Project Multiversity – White Paper on multiple and intersectional discrimination presents research results

The final conference of the Project Multiversity – White Paper on multiple and intersectional discrimination took place on Monday 26 February in NOVA School of Law, Campus Campolide. Over the course of 18 months, the project carried out research with the aim of producing a scientifically based recommendation to level and harmonise anti-discrimination protection in Portugal, considering sequential, additive and intersectional multiple discrimination. The project was financed by EEA Grants, under the Conciliation and Gender Equality Programme, whose promoter is the Commission for Citizenship and Gender Equality. And it was promoted by NOVA School of Law in the context of the NOVA Knowledge Centre for Data-Driven Law.

At the final conference, the researchers involved presented the methodology, the development of the research – coordinated by Professor Margarida Lima Rego and Professor Paulo Côrte-Real – and the results. Joana Brilhante and Miguel Vale de Almeida presented the social analysis of the results, while Maria João Resende and Veronica Corcodel presented the legal analysis of the research. The results have been published in “Multiversity: White Paper on multiple and intersectional discrimination”, which can be downloaded here.
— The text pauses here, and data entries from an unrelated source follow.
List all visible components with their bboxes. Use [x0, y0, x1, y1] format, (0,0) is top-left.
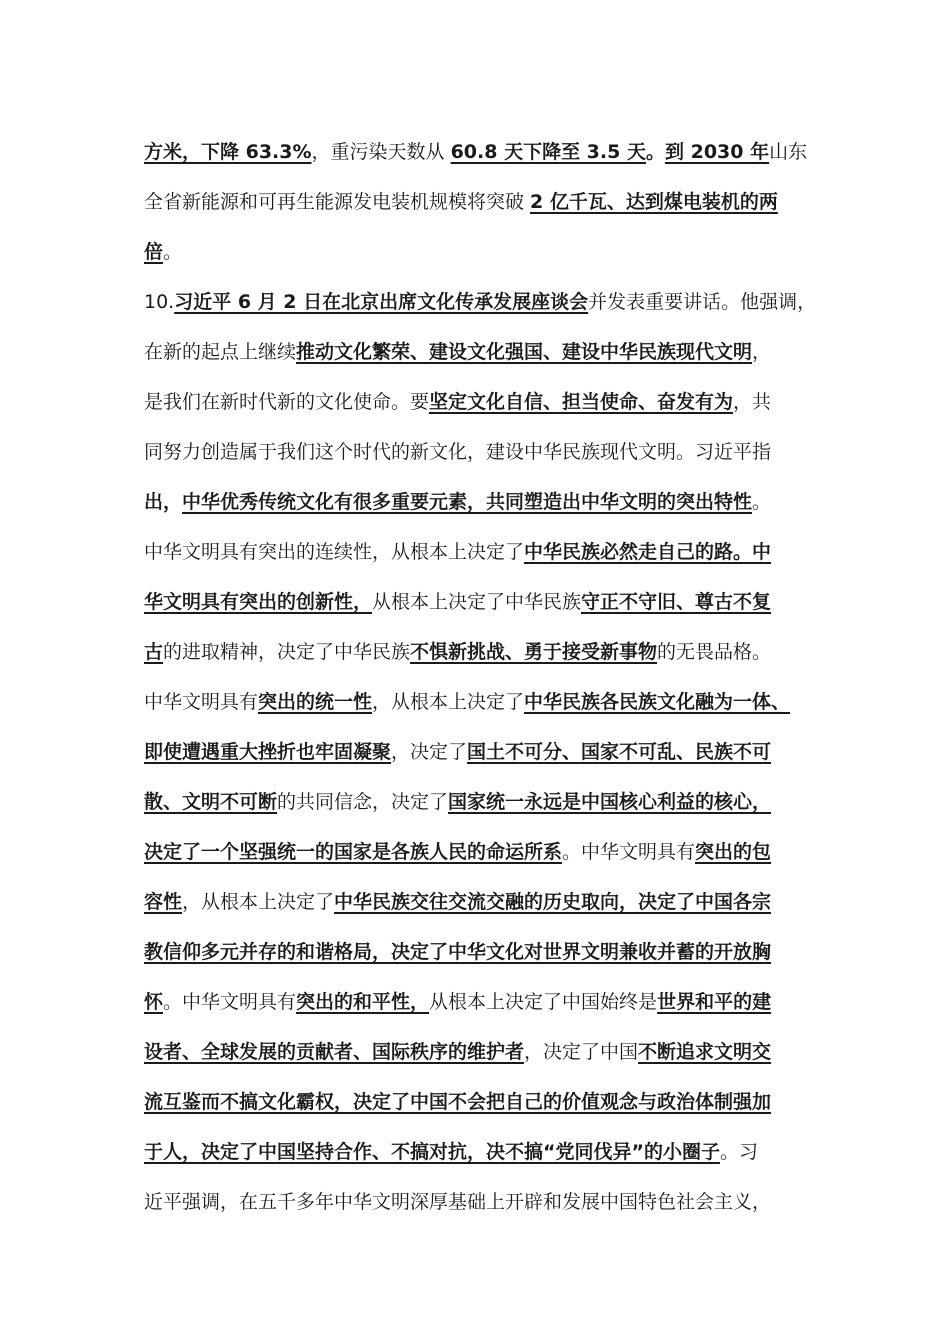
body-text: ，从根本上决定了 — [182, 891, 335, 913]
emphasized-text: 不惧新挑战、勇于接受新事物 — [410, 641, 658, 663]
emphasized-text: 倍 — [144, 241, 164, 263]
body-text: ，共 — [733, 391, 772, 413]
emphasized-text: 中华民族各民族文化融为一体、 — [524, 691, 791, 713]
body-text: 。习 — [719, 1141, 758, 1163]
text-line — [144, 1187, 830, 1217]
body-text: 从根本上决定了中华民族 — [372, 591, 582, 613]
text-line — [144, 537, 830, 567]
text-line — [144, 387, 830, 417]
emphasized-text: 突出的统一性 — [258, 691, 373, 713]
emphasized-text: 国家统一永远是中国核心利益的核心， — [448, 791, 772, 813]
emphasized-text: 世界和平的建 — [657, 991, 772, 1013]
body-text: 从根本上决定了中国始终是 — [429, 991, 658, 1013]
emphasized-text: 流互鉴而不搞文化霸权，决定了中国不会把自己的价值观念与政治体制强加 — [144, 1091, 772, 1113]
emphasized-text: 国土不可分、国家不可乱、民族不可 — [467, 741, 772, 763]
emphasized-text: 华文明具有突出的创新性， — [144, 591, 373, 613]
body-text: 在新的起点上继续 — [144, 341, 297, 363]
body-text: 中华文明具有突出的连续性，从根本上决定了 — [144, 541, 525, 563]
body-text: 的共同信念，决定了 — [277, 791, 449, 813]
text-line — [144, 187, 830, 217]
text-line — [144, 937, 830, 967]
emphasized-text: 古 — [144, 641, 164, 663]
body-text: ，重污染天数从 — [311, 141, 451, 163]
body-text: ， — [752, 341, 772, 363]
emphasized-text: 中华民族交往交流交融的历史取向，决定了中国各宗 — [334, 891, 772, 913]
emphasized-text: 不断追求文明交 — [638, 1041, 772, 1063]
body-text: ，决定了中国 — [524, 1041, 639, 1063]
body-text: 并发表重要讲话。他强调， — [588, 291, 817, 313]
text-line — [144, 787, 830, 817]
body-text: ，决定了 — [391, 741, 468, 763]
body-text: 。中华文明具有 — [562, 841, 696, 863]
emphasized-text: 守正不守旧、尊古不复 — [581, 591, 772, 613]
emphasized-text: 到 2030 年 — [664, 141, 770, 163]
text-line — [144, 987, 830, 1017]
emphasized-text: 中华民族必然走自己的路。中 — [524, 541, 772, 563]
body-text: 的无畏品格。 — [657, 641, 772, 663]
text-line — [144, 437, 830, 467]
text-line — [144, 637, 830, 667]
text-line — [144, 687, 830, 717]
emphasized-text: 出， — [144, 491, 183, 513]
text-line — [144, 1037, 830, 1067]
emphasized-text: 坚定文化自信、担当使命、奋发有为 — [429, 391, 734, 413]
body-text: 的进取精神，决定了中华民族 — [163, 641, 411, 663]
body-text: 。中华文明具有 — [163, 991, 297, 1013]
body-text: 中华文明具有 — [144, 691, 259, 713]
body-text: 山东 — [769, 141, 808, 163]
emphasized-text: 突出的包 — [695, 841, 772, 863]
emphasized-text: 突出的和平性， — [296, 991, 430, 1013]
emphasized-text: 即使遭遇重大挫折也牢固凝聚 — [144, 741, 392, 763]
emphasized-text: 于人，决定了中国坚持合作、不搞对抗，决不搞“党同伐异”的小圈子 — [144, 1141, 720, 1163]
emphasized-text: 习近平 6 月 2 日在北京出席文化传承发展座谈会 — [174, 291, 589, 313]
emphasized-text: 60.8 天下降至 3.5 天 — [450, 141, 646, 163]
body-text: 近平强调，在五千多年中华文明深厚基础上开辟和发展中国特色社会主义， — [144, 1191, 772, 1213]
emphasized-text: 散、文明不可断 — [144, 791, 278, 813]
text-line — [144, 337, 830, 367]
text-line — [144, 237, 830, 267]
text-line — [144, 1087, 830, 1117]
text-line — [144, 837, 830, 867]
text-line — [144, 287, 830, 317]
emphasized-text: 2 亿千瓦、达到煤电装机的两 — [530, 191, 778, 213]
emphasized-text: 设者、全球发展的贡献者、国际秩序的维护者 — [144, 1041, 525, 1063]
text-line — [144, 1137, 830, 1167]
body-text: 。 — [752, 491, 772, 513]
body-text: 全省新能源和可再生能源发电装机规模将突破 — [144, 191, 531, 213]
body-text: 。 — [163, 241, 183, 263]
body-text: ，从根本上决定了 — [372, 691, 525, 713]
emphasized-text: 推动文化繁荣、建设文化强国、建设中华民族现代文明 — [296, 341, 753, 363]
emphasized-text: 中华优秀传统文化有很多重要元素，共同塑造出中华文明的突出特性 — [182, 491, 753, 513]
emphasized-text: 决定了一个坚强统一的国家是各族人民的命运所系 — [144, 841, 563, 863]
emphasized-text: 教信仰多元并存的和谐格局，决定了中华文化对世界文明兼收并蓄的开放胸 — [144, 941, 772, 963]
text-line — [144, 137, 830, 167]
body-text: 同努力创造属于我们这个时代的新文化，建设中华民族现代文明。习近平指 — [144, 441, 772, 463]
emphasized-text: 方米，下降 63.3% — [144, 141, 312, 163]
body-text: 10. — [144, 291, 175, 313]
text-line — [144, 887, 830, 917]
text-line — [144, 737, 830, 767]
emphasized-text: 怀 — [144, 991, 164, 1013]
emphasized-text: 。 — [645, 141, 665, 163]
emphasized-text: 容性 — [144, 891, 183, 913]
text-line — [144, 487, 830, 517]
body-text: 是我们在新时代新的文化使命。要 — [144, 391, 430, 413]
text-line — [144, 587, 830, 617]
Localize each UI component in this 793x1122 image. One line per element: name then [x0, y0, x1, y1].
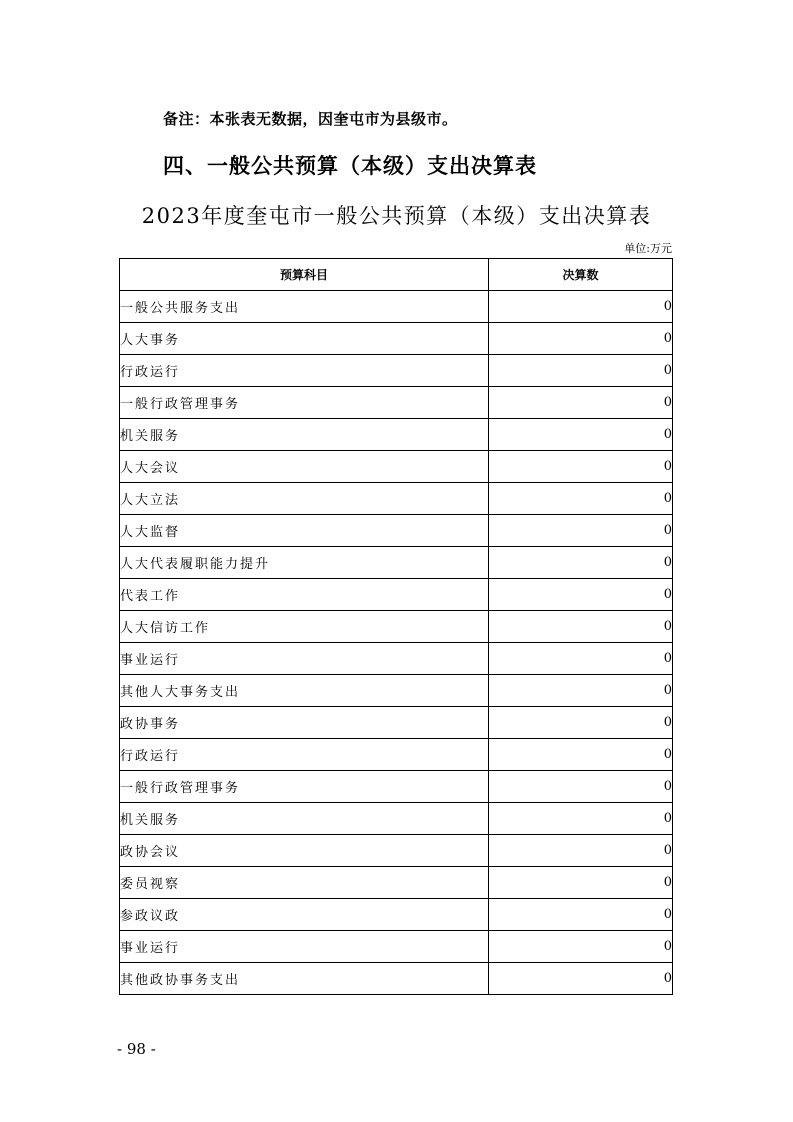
- table-row: [120, 355, 673, 387]
- table-row: [120, 707, 673, 739]
- header-final-amount: 决算数: [489, 259, 673, 291]
- header-budget-subject: 预算科目: [120, 259, 489, 291]
- unit-label: 单位:万元: [624, 242, 672, 255]
- row-value: 0: [489, 611, 673, 643]
- row-name: 事业运行: [120, 643, 489, 675]
- table-row: [120, 291, 673, 323]
- table-row: [120, 963, 673, 995]
- table-row: [120, 867, 673, 899]
- row-value: 0: [489, 707, 673, 739]
- row-value: 0: [489, 643, 673, 675]
- row-value: 0: [489, 355, 673, 387]
- table-row: [120, 675, 673, 707]
- row-name: 一般行政管理事务: [120, 771, 489, 803]
- row-value: 0: [489, 867, 673, 899]
- row-value: 0: [489, 739, 673, 771]
- row-value: 0: [489, 899, 673, 931]
- row-name: 机关服务: [120, 803, 489, 835]
- table-row: [120, 387, 673, 419]
- row-value: 0: [489, 803, 673, 835]
- row-name: 政协会议: [120, 835, 489, 867]
- row-value: 0: [489, 419, 673, 451]
- row-name: 人大监督: [120, 515, 489, 547]
- row-value: 0: [489, 579, 673, 611]
- table-row: [120, 739, 673, 771]
- row-name: 行政运行: [120, 739, 489, 771]
- row-name: 人大代表履职能力提升: [120, 547, 489, 579]
- row-value: 0: [489, 963, 673, 995]
- row-name: 参政议政: [120, 899, 489, 931]
- row-name: 行政运行: [120, 355, 489, 387]
- row-name: 人大事务: [120, 323, 489, 355]
- table-row: [120, 611, 673, 643]
- row-name: 人大立法: [120, 483, 489, 515]
- table-row: [120, 419, 673, 451]
- remark-note: 备注：本张表无数据，因奎屯市为县级市。: [163, 110, 458, 128]
- row-value: 0: [489, 291, 673, 323]
- row-name: 其他人大事务支出: [120, 675, 489, 707]
- row-name: 机关服务: [120, 419, 489, 451]
- table-row: [120, 515, 673, 547]
- table-row: [120, 771, 673, 803]
- table-row: [120, 803, 673, 835]
- row-name: 一般行政管理事务: [120, 387, 489, 419]
- table-row: [120, 931, 673, 963]
- budget-table: [119, 258, 673, 995]
- row-name: 其他政协事务支出: [120, 963, 489, 995]
- row-name: 事业运行: [120, 931, 489, 963]
- row-value: 0: [489, 515, 673, 547]
- row-name: 人大信访工作: [120, 611, 489, 643]
- row-name: 政协事务: [120, 707, 489, 739]
- table-row: [120, 483, 673, 515]
- row-value: 0: [489, 387, 673, 419]
- row-value: 0: [489, 675, 673, 707]
- row-name: 委员视察: [120, 867, 489, 899]
- table-row: [120, 547, 673, 579]
- row-value: 0: [489, 835, 673, 867]
- section-heading: 四、一般公共预算（本级）支出决算表: [163, 154, 537, 178]
- page-number: - 98 -: [117, 1040, 156, 1058]
- table-row: [120, 579, 673, 611]
- row-value: 0: [489, 931, 673, 963]
- table-row: [120, 451, 673, 483]
- table-row: [120, 835, 673, 867]
- table-row: [120, 323, 673, 355]
- row-value: 0: [489, 771, 673, 803]
- row-name: 一般公共服务支出: [120, 291, 489, 323]
- row-value: 0: [489, 547, 673, 579]
- table-row: [120, 643, 673, 675]
- row-value: 0: [489, 323, 673, 355]
- row-name: 人大会议: [120, 451, 489, 483]
- row-value: 0: [489, 483, 673, 515]
- table-row: [120, 899, 673, 931]
- table-header-row: [120, 259, 673, 291]
- row-value: 0: [489, 451, 673, 483]
- row-name: 代表工作: [120, 579, 489, 611]
- table-title: 2023年度奎屯市一般公共预算（本级）支出决算表: [141, 204, 652, 228]
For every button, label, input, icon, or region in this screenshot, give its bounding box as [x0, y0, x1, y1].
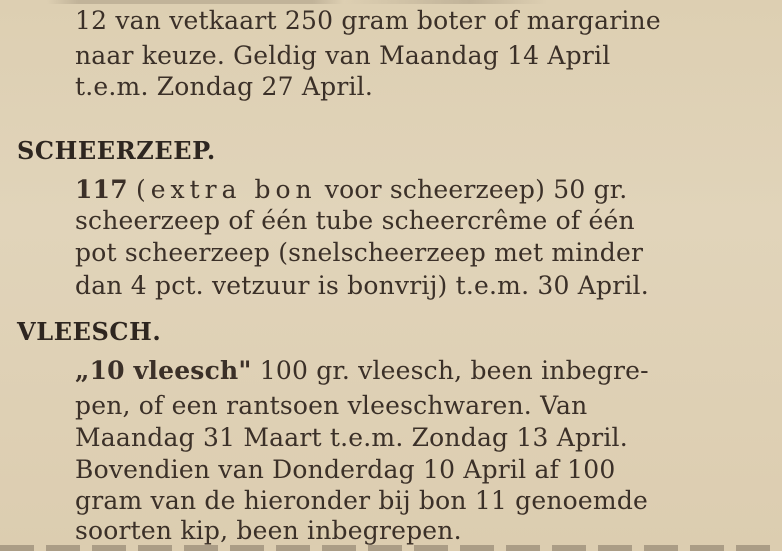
scheerzeep-line-2: scheerzeep of één tube scheercrême of één	[75, 206, 635, 235]
vleesch-line-2: pen, of een rantsoen vleeschwaren. Van	[75, 391, 588, 420]
vleesch-line-3: Maandag 31 Maart t.e.m. Zondag 13 April.	[75, 423, 628, 452]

To develop the project, the legal and institutional frameworks for anti-discrimination in different countries (Germany, Sweden, Greece and Norway) were analysed, with a special focus on the Norwegian experience through a partnership with Egalia, centre against discrimination in Norway. During the final conference, Lena Løvdal, a representative of Egalia who advised Multiversity, gave an overview of the situation in Norway on this issue. The final meeting of the project was also attended by the representative of the Norwegian Embassy in Portugal, Gerd Pettersen, Deputy Head of Mission.

Following the presentation of the results, proposals for a bill were presented to parliamentary groups.